On Long Island, Sara Farris heard about the Facebook group Formula Fairies from her mother-in-law, who saw it on the news, held up as an example of women helping women during a time of crisis. When she found a user who said they’d send her three cans of the formula she needed for her six-month-old, Mia, for $30, she was excited. “That’s three cans, that buys me some more time,” she says. “I went against my better judgment because I thought, who would really be scamming somebody getting baby formula?” But it never came.
Users are trying to police the community groups, posting screenshots of interactions that went awry and warning each other about which users to avoid using the hashtag #ScammerAlert, but the scammers appear virtually impossible to weed out. Krogmeier sent Rolling Stone screenshots of a post that included an alphabetized roster of nearly three dozen alleged scammers to avoid. According to Siciliano, the moms seeking formula are essentially operating on scammers’ turf. “The scammers themselves are already dug in,” he says. “They’re already online, they’re already looking for the next mark, they’re just shifting gears with the next topic at hand.” Whether it’s refugees needing assistance in Ukraine, or moms in the U.S. looking for baby formula, the scammers will be there. “They’re ready to shift gears at a moment’s notice because they’re essentially in business,” Siciliano says. “They decided to do this a long time ago, and they’ve been doing it at whatever opportunity they can. The baby formula shortage is just the latest. This is their job.”
“The scammers [are] already online, they’re already looking for the next mark, they’re just shifting gears with the next topic at hand.”

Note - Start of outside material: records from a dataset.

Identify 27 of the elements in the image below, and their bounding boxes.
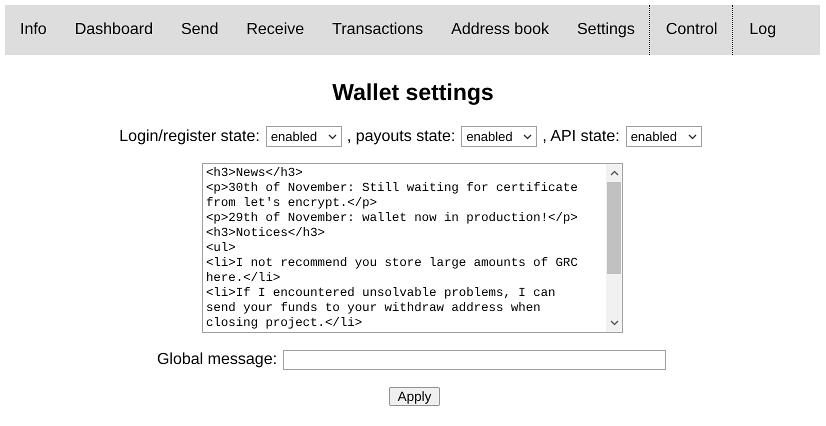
global-message-label: Global message: [156, 351, 278, 369]
news-text-area[interactable]: <h3>News</h3> <p>30th of November: Still waiting for certificate from let's encrypt.</p> <p>29th of November: wallet now in production!</p> <h3>Notices</h3> <ul> <li>I not recommend you store large amounts of GRC here.</li> <li>If I encountered unsolvable problems, I can send your funds to your withdraw address when closing project.</li> [202, 163, 623, 333]
nav-link[interactable]: Transactions [318, 5, 438, 55]
apply-button[interactable]: Apply [388, 387, 440, 406]
global-message-field[interactable] [283, 350, 666, 370]
state-dropdown[interactable]: enabled [461, 126, 538, 147]
nav-link[interactable]: Log [732, 5, 792, 55]
state-label: , payouts state: [346, 128, 456, 146]
scrollbar[interactable] [606, 164, 622, 332]
state-label: , API state: [542, 128, 620, 146]
scroll-down-icon[interactable] [610, 320, 618, 326]
state-dropdown[interactable]: enabled [626, 126, 702, 147]
caret-icon [523, 134, 532, 140]
scroll-thumb[interactable] [607, 182, 621, 274]
caret-icon [688, 134, 697, 140]
scroll-up-icon[interactable] [610, 170, 618, 176]
state-label: Login/register state: [119, 128, 260, 146]
nav-link[interactable]: Info [5, 5, 61, 55]
state-dropdown[interactable]: enabled [266, 126, 342, 147]
nav-link[interactable]: Control [648, 5, 732, 55]
nav-link[interactable]: Address book [437, 5, 563, 55]
nav-link[interactable]: Settings [563, 5, 649, 55]
caret-icon [328, 134, 337, 140]
nav-link[interactable]: Send [166, 5, 232, 55]
nav-link[interactable]: Receive [232, 5, 318, 55]
page-title: Wallet settings [331, 79, 495, 106]
nav-link[interactable]: Dashboard [60, 5, 167, 55]
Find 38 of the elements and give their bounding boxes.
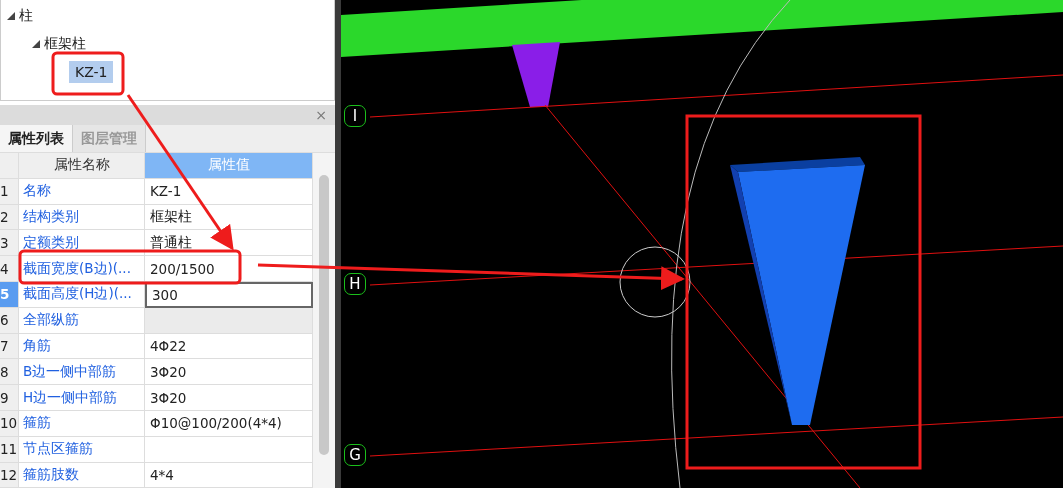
row-number[interactable]: 7 [0,333,19,360]
tree-item[interactable]: 框架柱 [44,32,86,56]
row-number[interactable]: 3 [0,230,19,257]
row-number[interactable]: 11 [0,436,19,463]
axis-label: H [344,273,366,295]
expand-triangle-icon[interactable] [32,40,40,48]
row-number[interactable]: 2 [0,204,19,231]
tab[interactable]: 属性列表 [0,125,73,152]
axis-label: I [344,105,366,127]
column-header: 属性值 [145,153,313,179]
row-number[interactable]: 10 [0,410,19,437]
property-name: 箍筋 [19,410,145,437]
circle-marker [619,246,691,318]
tree-item[interactable]: 柱 [19,4,33,28]
property-name: B边一侧中部筋 [19,359,145,386]
property-name: 结构类别 [19,204,145,231]
property-name: 角筋 [19,333,145,360]
property-name: 节点区箍筋 [19,436,145,463]
row-number[interactable]: 12 [0,462,19,488]
row-number[interactable]: 4 [0,256,19,282]
row-number[interactable]: 1 [0,178,19,205]
property-name: 截面宽度(B边)(... [19,256,145,282]
3d-viewport[interactable]: I H G [341,0,1063,488]
property-name: 截面高度(H边)(... [19,282,145,308]
row-number[interactable]: 6 [0,307,19,334]
column-drawing [512,42,560,107]
row-number[interactable]: 9 [0,385,19,411]
tree-item[interactable]: KZ-1 [69,61,114,83]
column-header: 属性名称 [19,153,145,179]
expand-triangle-icon[interactable] [7,12,15,20]
property-name: 名称 [19,178,145,205]
property-name: 箍筋肢数 [19,462,145,488]
property-value[interactable] [145,307,313,334]
scrollbar[interactable] [313,153,335,488]
property-name: H边一侧中部筋 [19,385,145,411]
row-number[interactable]: 8 [0,359,19,386]
axis-label: G [344,444,366,466]
property-name: 定额类别 [19,230,145,257]
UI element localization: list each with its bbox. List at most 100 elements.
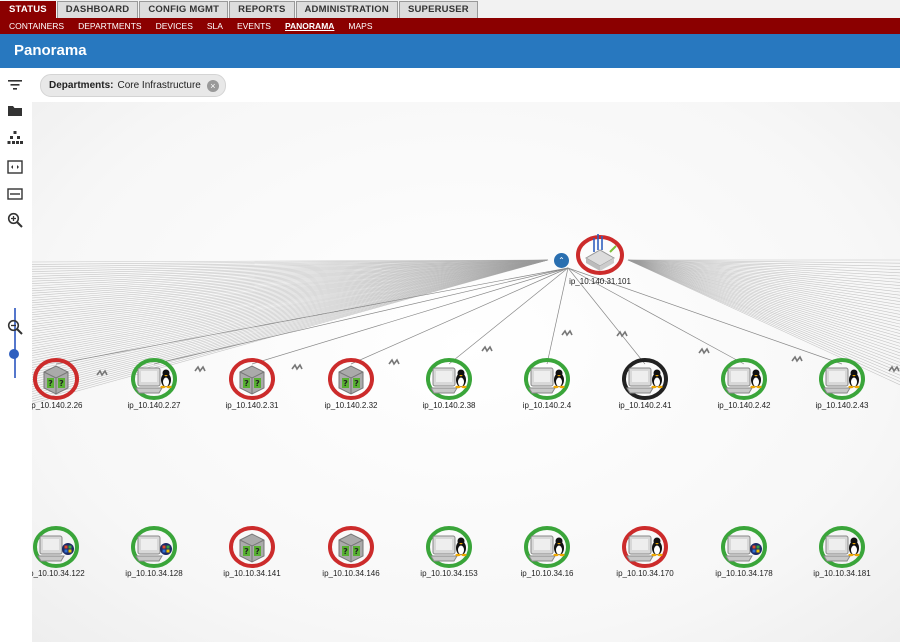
page-header: Panorama [0, 34, 900, 68]
link-indicator-icon [888, 365, 900, 373]
svg-text:?: ? [343, 547, 348, 556]
left-toolbar [0, 68, 33, 642]
svg-text:?: ? [354, 379, 359, 388]
folder-icon[interactable] [6, 102, 24, 120]
device-node[interactable]: ip_10.10.34.153 [419, 522, 479, 578]
fit-to-screen-icon[interactable] [6, 158, 24, 176]
zoom-in-icon[interactable] [6, 211, 24, 229]
node-label: ip_10.140.2.32 [324, 401, 378, 410]
link-indicator-icon [388, 358, 400, 366]
link-indicator-icon [791, 355, 803, 363]
device-node[interactable]: ip_10.140.2.38 [419, 354, 479, 410]
linux-server-icon [426, 526, 472, 568]
node-label: ip_10.10.34.153 [420, 569, 478, 578]
root-node[interactable]: ip_10.140.31.101 [560, 230, 640, 286]
node-label: ip_10.10.34.141 [223, 569, 281, 578]
subnav-devices[interactable]: DEVICES [156, 21, 193, 31]
remove-filter-icon[interactable]: × [206, 79, 219, 92]
node-label: ip_10.10.34.128 [125, 569, 183, 578]
node-label: ip_10.10.34.146 [322, 569, 380, 578]
department-filter-chip[interactable]: Departments: Core Infrastructure × [40, 74, 226, 97]
filter-value: Core Infrastructure [117, 80, 201, 91]
tab-reports[interactable]: REPORTS [229, 1, 295, 18]
tab-config-mgmt[interactable]: CONFIG MGMT [139, 1, 229, 18]
node-label: ip_10.10.34.178 [715, 569, 773, 578]
node-label: ip_10.140.2.42 [717, 401, 771, 410]
linux-server-icon [524, 526, 570, 568]
node-label: ip_10.10.34.181 [813, 569, 871, 578]
hierarchy-icon[interactable] [6, 129, 24, 147]
tab-dashboard[interactable]: DASHBOARD [56, 1, 139, 18]
subnav-panorama[interactable]: PANORAMA [285, 21, 334, 31]
unknown-device-icon: ? ? [229, 358, 275, 400]
panorama-canvas[interactable]: ip_10.140.31.101 ⌃ ? ? ip_10.140.2.26 ip… [32, 102, 900, 642]
linux-server-icon [524, 358, 570, 400]
node-label: ip_10.10.34.122 [32, 569, 85, 578]
node-label: ip_10.140.2.31 [225, 401, 279, 410]
linux-server-icon [819, 358, 865, 400]
device-node[interactable]: ip_10.10.34.178 [714, 522, 774, 578]
device-node[interactable]: ip_10.140.2.4 [517, 354, 577, 410]
link-indicator-icon [291, 363, 303, 371]
link-indicator-icon [698, 347, 710, 355]
fit-width-icon[interactable] [6, 185, 24, 203]
tab-superuser[interactable]: SUPERUSER [398, 1, 478, 18]
node-label: ip_10.10.34.16 [520, 569, 574, 578]
device-node[interactable]: ip_10.140.2.41 [615, 354, 675, 410]
svg-text:?: ? [48, 379, 53, 388]
linux-server-icon [721, 358, 767, 400]
unknown-device-icon: ? ? [328, 358, 374, 400]
subnav-departments[interactable]: DEPARTMENTS [78, 21, 141, 31]
svg-text:?: ? [255, 547, 260, 556]
device-node[interactable]: ip_10.140.2.27 [124, 354, 184, 410]
unknown-device-icon: ? ? [229, 526, 275, 568]
router-icon [576, 234, 624, 275]
node-label: ip_10.140.2.4 [522, 401, 572, 410]
device-node[interactable]: ip_10.10.34.128 [124, 522, 184, 578]
subnav-events[interactable]: EVENTS [237, 21, 271, 31]
node-label: ip_10.140.31.101 [569, 277, 631, 286]
device-node[interactable]: ? ? ip_10.140.2.32 [321, 354, 381, 410]
collapse-chevrons-icon[interactable]: ⌃ [554, 253, 569, 268]
filter-key: Departments: [49, 80, 114, 91]
device-node[interactable]: ip_10.10.34.181 [812, 522, 872, 578]
svg-text:?: ? [244, 379, 249, 388]
device-node[interactable]: ? ? ip_10.140.2.26 [32, 354, 86, 410]
subnav-containers[interactable]: CONTAINERS [9, 21, 64, 31]
device-node[interactable]: ip_10.140.2.42 [714, 354, 774, 410]
link-indicator-icon [194, 365, 206, 373]
linux-server-icon [622, 526, 668, 568]
page-title: Panorama [14, 42, 87, 59]
device-node[interactable]: ip_10.10.34.170 [615, 522, 675, 578]
unknown-device-icon: ? ? [328, 526, 374, 568]
subnav-sla[interactable]: SLA [207, 21, 223, 31]
device-node[interactable]: ? ? ip_10.10.34.146 [321, 522, 381, 578]
sub-nav: CONTAINERS DEPARTMENTS DEVICES SLA EVENTS PAN… [0, 18, 900, 34]
node-label: ip_10.140.2.26 [32, 401, 83, 410]
tab-status[interactable]: STATUS [0, 1, 56, 18]
zoom-out-icon[interactable] [6, 318, 24, 336]
link-indicator-icon [481, 345, 493, 353]
device-node[interactable]: ip_10.140.2.43 [812, 354, 872, 410]
device-node[interactable]: ? ? ip_10.140.2.31 [222, 354, 282, 410]
top-nav: STATUS DASHBOARD CONFIG MGMT REPORTS ADMINIS… [0, 0, 900, 19]
filter-bar: Departments: Core Infrastructure × [32, 68, 900, 102]
node-label: ip_10.140.2.27 [127, 401, 181, 410]
zoom-slider-handle[interactable] [9, 348, 19, 359]
svg-text:?: ? [354, 547, 359, 556]
device-node[interactable]: ip_10.10.34.122 [32, 522, 86, 578]
windows-server-icon [721, 526, 767, 568]
svg-text:?: ? [255, 379, 260, 388]
svg-text:?: ? [59, 379, 64, 388]
svg-text:?: ? [244, 547, 249, 556]
tab-administration[interactable]: ADMINISTRATION [295, 1, 398, 18]
node-label: ip_10.140.2.38 [422, 401, 476, 410]
filter-icon[interactable] [6, 76, 24, 94]
linux-server-icon [426, 358, 472, 400]
device-node[interactable]: ip_10.10.34.16 [517, 522, 577, 578]
svg-text:?: ? [343, 379, 348, 388]
unknown-device-icon: ? ? [33, 358, 79, 400]
linux-server-icon [131, 358, 177, 400]
subnav-maps[interactable]: MAPS [348, 21, 372, 31]
device-node[interactable]: ? ? ip_10.10.34.141 [222, 522, 282, 578]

In San Antonio, Texas, Marielle Stroud and her husband tried their best to research a Facebook formula seller before buying from them, but they still lost money. “I Googled the name, we reverse-image searched, and she actually sent me a voice recording,” Stroud says. “She sounded like a really sweet woman. You could hear her kids screaming in the background and it sounded like there was a TV on.” Stroud sent the user $150, insisting on sending $50 more than the person had asked for, because it was such a bargain. The formula for her five-month-old son Westley never came.
Siciliano says relatively low costs are part of how these scammers operate: Pulling off many smaller heists instead of targeting one person for their life’s savings. “It’s a volume business,” he says. “They are able to set up 20 or 30 accounts in a relatively short period of time, and that could result in, two, three, four grand in a matter of a day or two before people realize that they’ve been scammed. Then they transfer that money right out of the account as quickly as they possibly can.”
Stroud was able to get her money back from PayPal, which Siciliano says is one of the safer peer-to-peer payment systems to use, if you choose the option to pay for goods and services, rather than to friends and family. A representative for PayPal and Venmo says the company has a zero-tolerance policy for fraudulent activity and encourages users to reach out to customer service if they suspect they’ve been scammed. A spokesperson for Facebook says the platform doesn’t allow sales of baby formula on its Marketplace feature and encourages users to report fraudulent posts in groups.
If the situation becomes dire enough, Krogmeier says she is grateful to know she can feed her infant Evelyn regular formula if she needs to, even if it upsets her stomach. “It does cause her pain, and it’s visible, and she struggles with it, but, you know, fed is fed; we’ll get through that part,” she says. In the meantime she’s trying to get Evelyn the food she needs. “I currently have $500 worth of formula on backorder through Amazon, hoping that one of them will just get here before we run out,” she says.